【会社を成長させる人材採用! 知っておきたい役立つポイント】社員が定着し活躍する仕組みづくり (株)エム・ソフト 顧問・社会保険労務士 西 秀樹(東京)

 コロナ禍での採用・就職活動では企業も学生も手探りが続いています。そんな中で大きく変化している採用活動の基本を今一度確認し、人を生かす経営の実践につなげていくことが大切です。連載「会社を成長させる人材採用! 知っておきたい役立つポイント」の最終回は、「社員が定着し活躍する仕組みづくり」です。

 学生が採用活動する際に「青少年雇用情報シート」の中で、3年以内の離職率、平均勤続年数、職場への定着の促進に関する取り組みの実施状況などに注目しています。まずは、企業でこのシートを作成し、企業が属する業界やその地域と比較したことはありますか。比較することで統計的ではありますが、自社のおかれている状況を確認することができます。

 もし、離職率が高い場合には、何らかの問題があり、その問題を、採用した社員に問題があると転嫁し、自社内に「問題あり」と認識していない経営者が多く存在します。

 社員が定着する職場環境を作るためには、現状に問題があることを認め、解決しなければ企業の成長はないと素直に認めることから始まるのではないでしょうか。

 今回のテーマは「社員が定着し活躍する仕組みづくり」ですが、まずは社員が離職する原因追及から始めることがポイントです。現在は、さまざまな価値観をもった社員を雇用し、全員を画一的に共育するやり方では、費用対効果は薄れています。

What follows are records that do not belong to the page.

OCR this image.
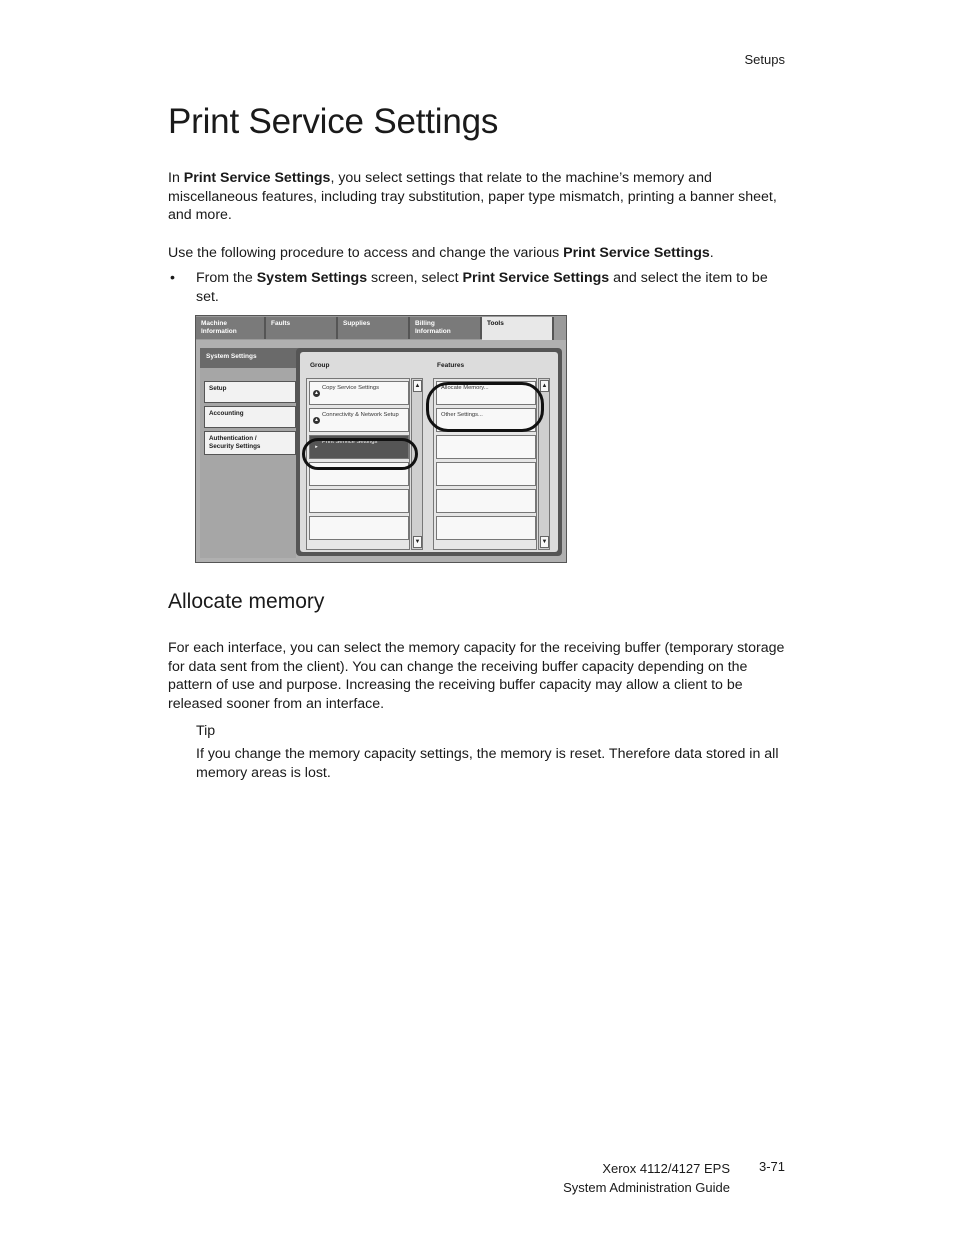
Setups
Print Service Settings

In Print Service Settings, you select settings that relate to the machine’s memory and miscellaneous features, including tray substitution, paper type mismatch, printing a banner sheet, and more.

Use the following procedure to access and change the various Print Service Settings.

• From the System Settings screen, select Print Service Settings and select the item to be set.
Machine
Information
Faults	Supplies	Billing
Information
Tools
System Settings
Setup
Accounting
Authentication /
Security Settings
Group	Features
▲
Copy Service Settings
▲
Connectivity & Network Setup
▸
Print Service Settings
▲
▼
Allocate Memory...
Other Settings...
▲
▼
Allocate memory

For each interface, you can select the memory capacity for the receiving buffer (temporary storage for data sent from the client). You can change the receiving buffer capacity depending on the pattern of use and purpose. Increasing the receiving buffer capacity may allow a client to be released sooner from an interface.

Tip

If you change the memory capacity settings, the memory is reset. Therefore data stored in all memory areas is lost.

Xerox 4112/4127 EPS
System Administration Guide
3-71
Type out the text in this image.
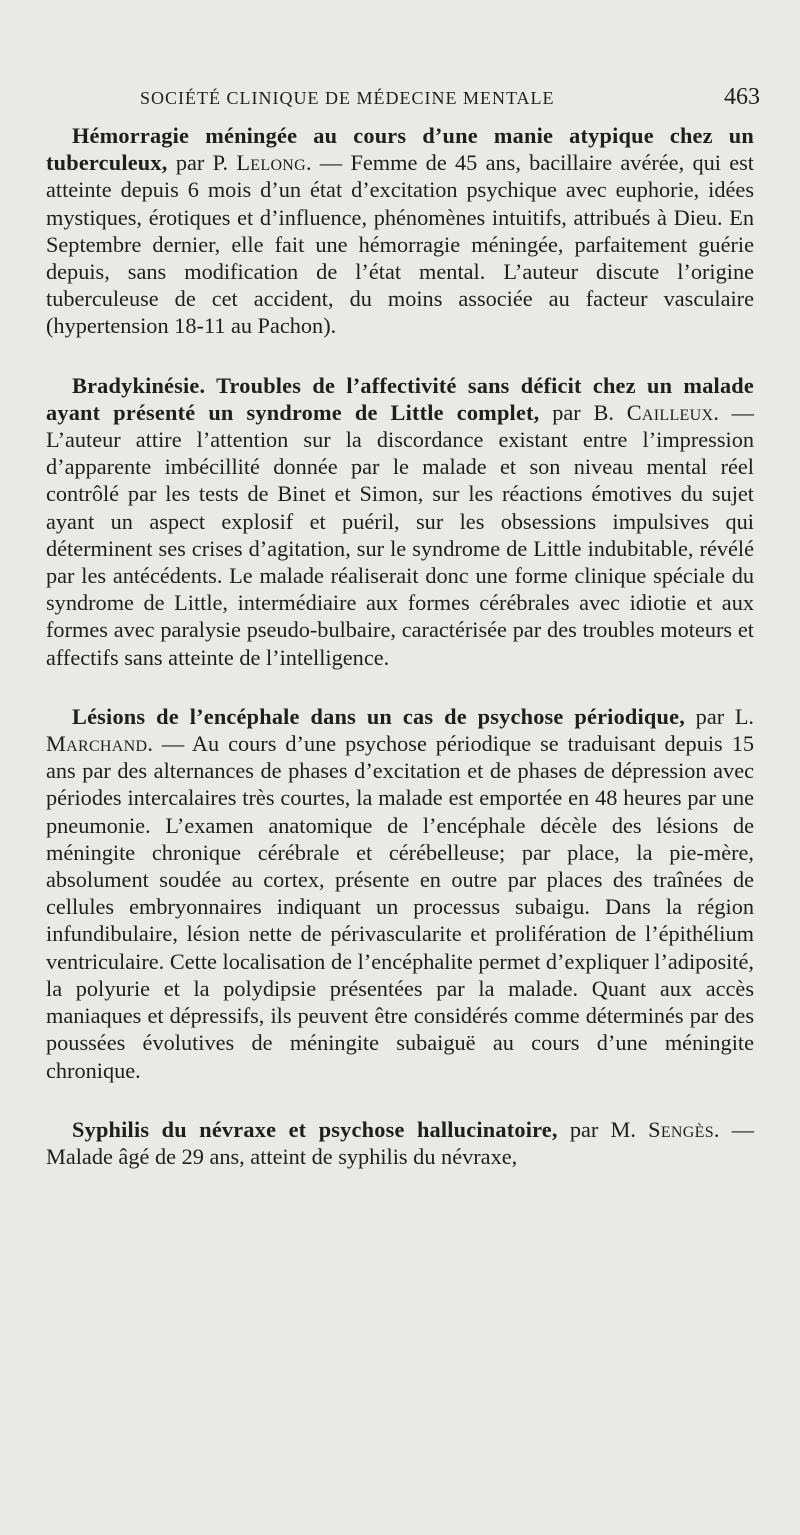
SOCIÉTÉ CLINIQUE DE MÉDECINE MENTALE	463

Hémorragie méningée au cours d’une manie atypique chez un tuberculeux, par P. Lelong. — Femme de 45 ans, bacillaire avérée, qui est atteinte depuis 6 mois d’un état d’excitation psychique avec euphorie, idées mystiques, érotiques et d’influence, phénomènes intuitifs, attribués à Dieu. En Septembre dernier, elle fait une hémorragie méningée, parfaitement guérie depuis, sans modification de l’état mental. L’auteur discute l’origine tuberculeuse de cet accident, du moins associée au facteur vasculaire (hypertension 18-11 au Pachon).

Bradykinésie. Troubles de l’affectivité sans déficit chez un malade ayant présenté un syndrome de Little complet, par B. Cailleux. — L’auteur attire l’attention sur la discordance existant entre l’impression d’apparente imbécillité donnée par le malade et son niveau mental réel contrôlé par les tests de Binet et Simon, sur les réactions émotives du sujet ayant un aspect explosif et puéril, sur les obsessions impulsives qui déterminent ses crises d’agitation, sur le syndrome de Little indubitable, révélé par les antécédents. Le malade réaliserait donc une forme clinique spéciale du syndrome de Little, intermédiaire aux formes cérébrales avec idiotie et aux formes avec paralysie pseudo-bulbaire, caractérisée par des troubles moteurs et affectifs sans atteinte de l’intelligence.

Lésions de l’encéphale dans un cas de psychose périodique, par L. Marchand. — Au cours d’une psychose périodique se traduisant depuis 15 ans par des alternances de phases d’excitation et de phases de dépression avec périodes intercalaires très courtes, la malade est emportée en 48 heures par une pneumonie. L’examen anatomique de l’encéphale décèle des lésions de méningite chronique cérébrale et cérébelleuse; par place, la pie-mère, absolument soudée au cortex, présente en outre par places des traînées de cellules embryonnaires indiquant un processus subaigu. Dans la région infundibulaire, lésion nette de périvascularite et prolifération de l’épithélium ventriculaire. Cette localisation de l’encéphalite permet d’expliquer l’adiposité, la polyurie et la polydipsie présentées par la malade. Quant aux accès maniaques et dépressifs, ils peuvent être considérés comme déterminés par des poussées évolutives de méningite subaiguë au cours d’une méningite chronique.

Syphilis du névraxe et psychose hallucinatoire, par M. Sengès. — Malade âgé de 29 ans, atteint de syphilis du névraxe,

 社員は、入社前に「会社に入って活躍したい」「この会社には将来がありそう」「素敵な仲間と出会えそう」「キャリアアップができそう」「成長できそう」など期待に胸膨らませ入社します。この期待は、社員一人ひとり異なります。今の時代、社員を定着させるためには、「個」に着眼し、一人ひとりの社員の期待に応える企業経営が必要になってきています。ハーズバーグの動機づけ・衛生理論では、衛生要因である賃金は動機づけにならず、毎年昇給・賞与が増加しても、それに満足する人は少なく、むしろ他者(社)との比較において不満になる傾向があると述べています。動機づけ要因は、仕事そのものから生み出される成長や責任、権限、他者からの承認、目標の達成などです。

 労働施策総合推進法第3条には、職務内容、その必要な能力を明らかにし、公正に評価し処遇に反映させること。つまりは、社員に何をやってもらうのかその役割と必要となる職務能力を明らかにし、上位職に上がるために必要な道を会社が示し、上位職に上がるための社員共育プランを提示することが企業にとって重要であると思います。

〈プロフィール〉
西 秀樹氏
神奈川大学法学部法律学科卒業。旅行業界人事、外資系コンサル会社を経て、現在は、新卒採用、人事評価制度策定、就業規則などの作成を主たる業務としている。